24 Heures du Mans: pour Toyota, c'est loin d'être une promenade de santé

Le Mans (AFP) –

Publicité

La 88e édition des 24 Heures du Mans se révélait loin d'être une promenade de santé pour Toyota qui restait après plus de quinze heures de course sous la menace des Rebellion, une des deux voitures japonaises ayant été ralentie dans la nuit par des problèmes mécaniques.

C'est la Toyota N°8 de Buemi/Nakajima/Hartley qui occupait la tête à 06h00 du matin mais avec seulement deux tours d'avance, après 245 parcourus, sur la Rebellion N°1 de Senna/Menezes/Nato et quatre sur l'autre voiture de l'écurie suisse, la N°3 de Berthon/Delétraz/Dumas.

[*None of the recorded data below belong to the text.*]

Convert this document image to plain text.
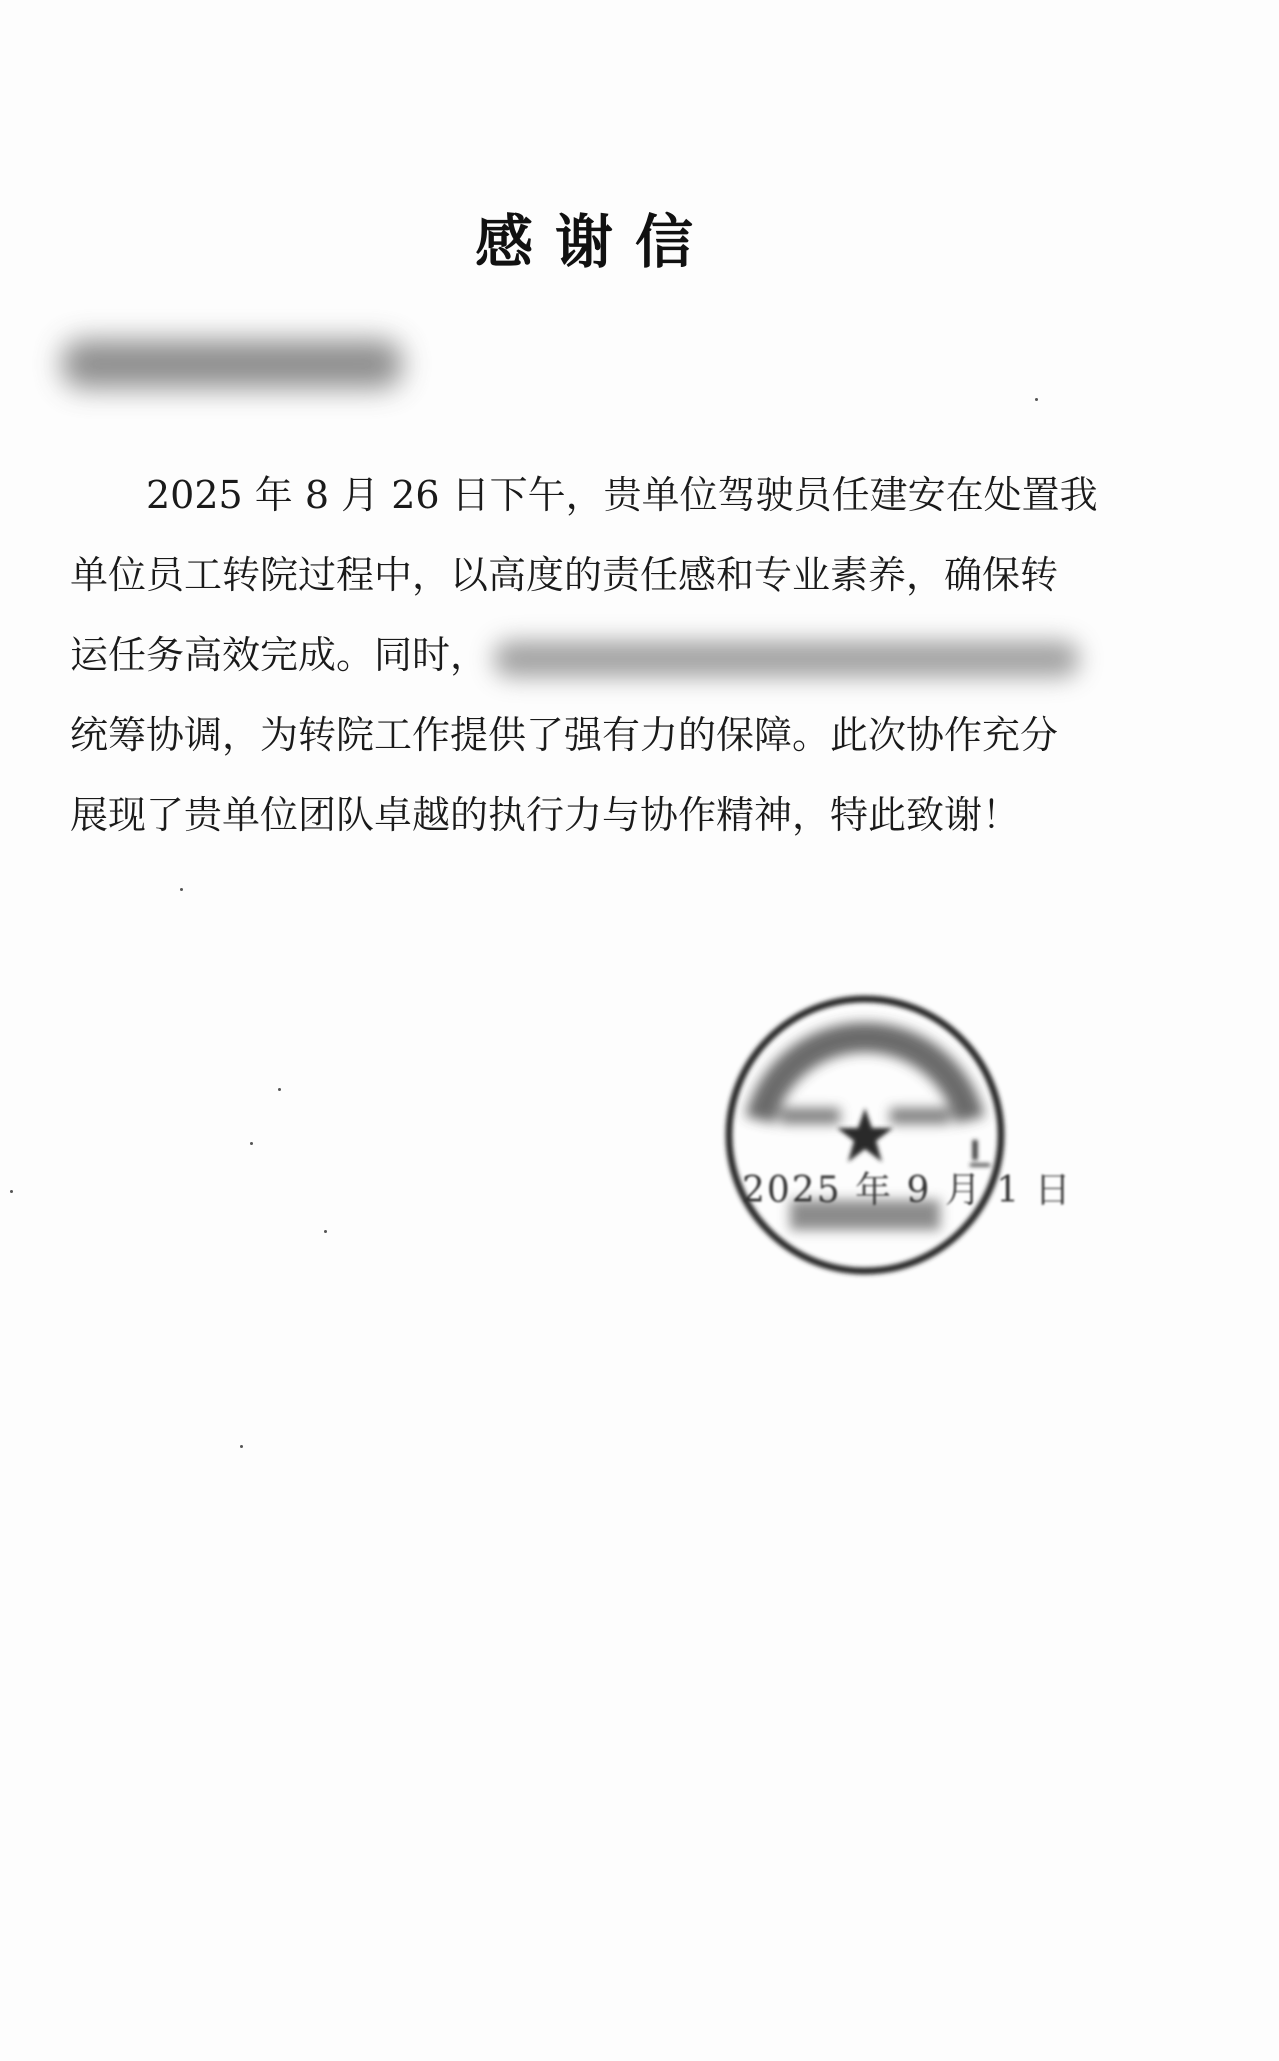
感谢信
2025 年 8 月 26 日下午，贵单位驾驶员任建安在处置我
单位员工转院过程中，以高度的责任感和专业素养，确保转
运任务高效完成。同时，
统筹协调，为转院工作提供了强有力的保障。此次协作充分
展现了贵单位团队卓越的执行力与协作精神，特此致谢！
2025 年 9 月 1 日
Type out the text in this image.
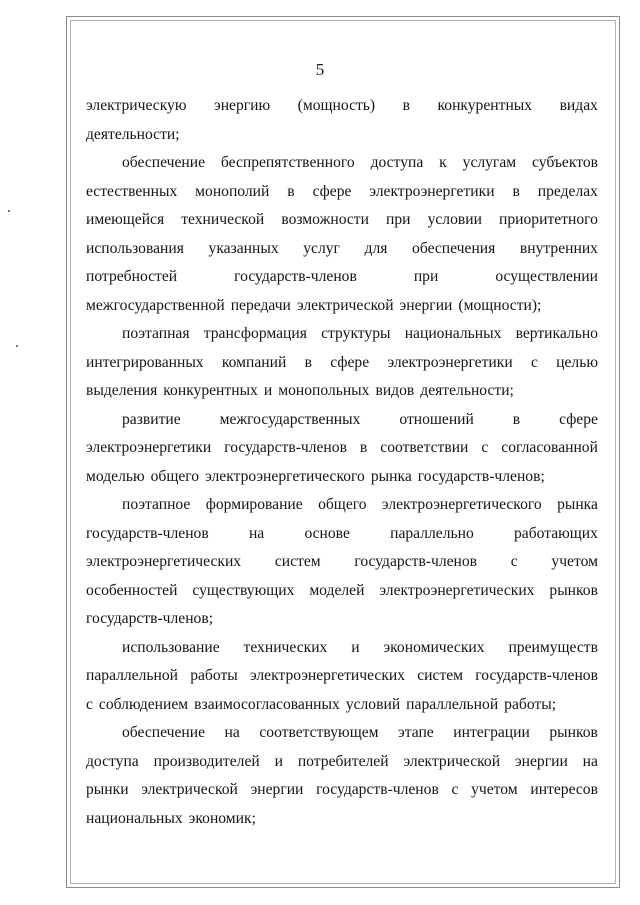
5
электрическую энергию (мощность) в конкурентных видах
деятельности;
обеспечение беспрепятственного доступа к услугам субъектов
естественных монополий в сфере электроэнергетики в пределах
имеющейся технической возможности при условии приоритетного
использования указанных услуг для обеспечения внутренних
потребностей	государств-членов	при	осуществлении
межгосударственной передачи электрической энергии (мощности);
поэтапная трансформация структуры национальных вертикально
интегрированных компаний в сфере электроэнергетики с целью
выделения конкурентных и монопольных видов деятельности;
развитие межгосударственных отношений в сфере
электроэнергетики государств-членов в соответствии с согласованной
моделью общего электроэнергетического рынка государств-членов;
поэтапное формирование общего электроэнергетического рынка
государств-членов	на	основе	параллельно	работающих
электроэнергетических систем государств-членов с учетом
особенностей существующих моделей электроэнергетических рынков
государств-членов;
использование технических и экономических преимуществ
параллельной работы электроэнергетических систем государств-членов
с соблюдением взаимосогласованных условий параллельной работы;
обеспечение на соответствующем этапе интеграции рынков
доступа производителей и потребителей электрической энергии на
рынки электрической энергии государств-членов с учетом интересов
национальных экономик;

La deuxième Toyota de Conway/Kobayashi/Lopez, qui avait mené pratiquement tout le temps jusqu'à la mi-course après être partie en pole-position, était 4e à 6 tours après s'être arrêtée à son stand pendant une demie-heure pour un changement de turbo.

La mine déconfite de Kamui Kobayashi en sortant de sa voiture après l'avoir ramenée au stand en disait long sur la déception du pilote japonais.

Trois fois 2e en 2019, 2018 et 2017, "Koba", un ex-pilote de Formule 1, entendait bien prendre sa revanche cette année et monter sur la plus haute marche du podium dimanche.

Las, les six tours de retard que sa voiture compte désormais sur le leader semblent être un handicap insurmontable et même si l'autre Toyota devait aussi connaître des ennuis, il lui faudrait dépasser les deux Rebellion qui se montraient très véloces.

La N°8 pourrait donc bien rééditer son exploit des deux dernières années. Elle comptait alors parmi ses pilotes le double champion du monde de F1 Fernando Alonso qui accompagnait le Suisse Sébastien Buemi et le Japonais Kazuki Nakajima. Mais l'Espagnol prépare maintenant son retour en F1 avec Renault l'an prochain et a fait l'impasse sur l'épreuve mancelle. Il a cédé son baquet au Néo-Zélandais Brendon Hartley, vainqueur avec Porsche en 2017.

Le constructeur japonais vise une 3e victoire consécutive au Mans mais la supériorité, sur le papier, de ses voitures, est remise en question par la balance de performance (BoP) qui réduit leur avantage par rapport aux Rebellion, une écurie privée qui participe pour la dernière fois aux 24 Heures.

- Bataille fratricide en LMP2 -

Dans les autres catégories, la lutte faisait rage entre les Oreca de l'écurie United Autosports. Celle-ci appartient à l'Américain Zak Brown, par ailleurs propriétaire de l'écurie de F1 McLaren. Les deux voitures se tenaient à quelques secondes l'une de l'autre mais à plus de dix tours de la voiture de tête.

L'Aurus russe pilotée par le Français Jean-Eric Vergne, le Russe Roman Rusinov et le Danois Mikkel Jensen, qui avait mené la catégorie jusqu'au milieu de la nuit, a connu des problèmes électriques et ne pointait qu'à la 9e place du général et la 5e de la catégorie LMP2.

La course se déroule devant des gradins entièrement vides pour cause de coronavirus. La pluie, pourtant annoncée, ne s'était pas encore matérialisée au petit matin.

En Grand Tourisme, les Aston Martin et les Ferrari menaient la danse, les Porsche ayant elles marqué le pas après divers accidents de course.

Au total, à 06h00 du matin, 11 voitures avaient abandonné sur 59 au départ. Aucun accident violent n'a toutefois eu lieu malgré les écarts de vitesse entre les voitures engagées dans les différentes catégories et qui ont toutefois provoqué quelques accrochages avec l'intervention de la voiture de sécurité.

L'épreuve d'endurance a exceptionnellement lieu cette année en septembre, au lieu de sa date traditionnelle de juin, après avoir été reportée pour cause de coronavirus. Autre exception, le départ a été donné samedi à 14h30 pour tenir compte des journées plus courtes et l'arrivée aura donc lieu dimanche à la même heure.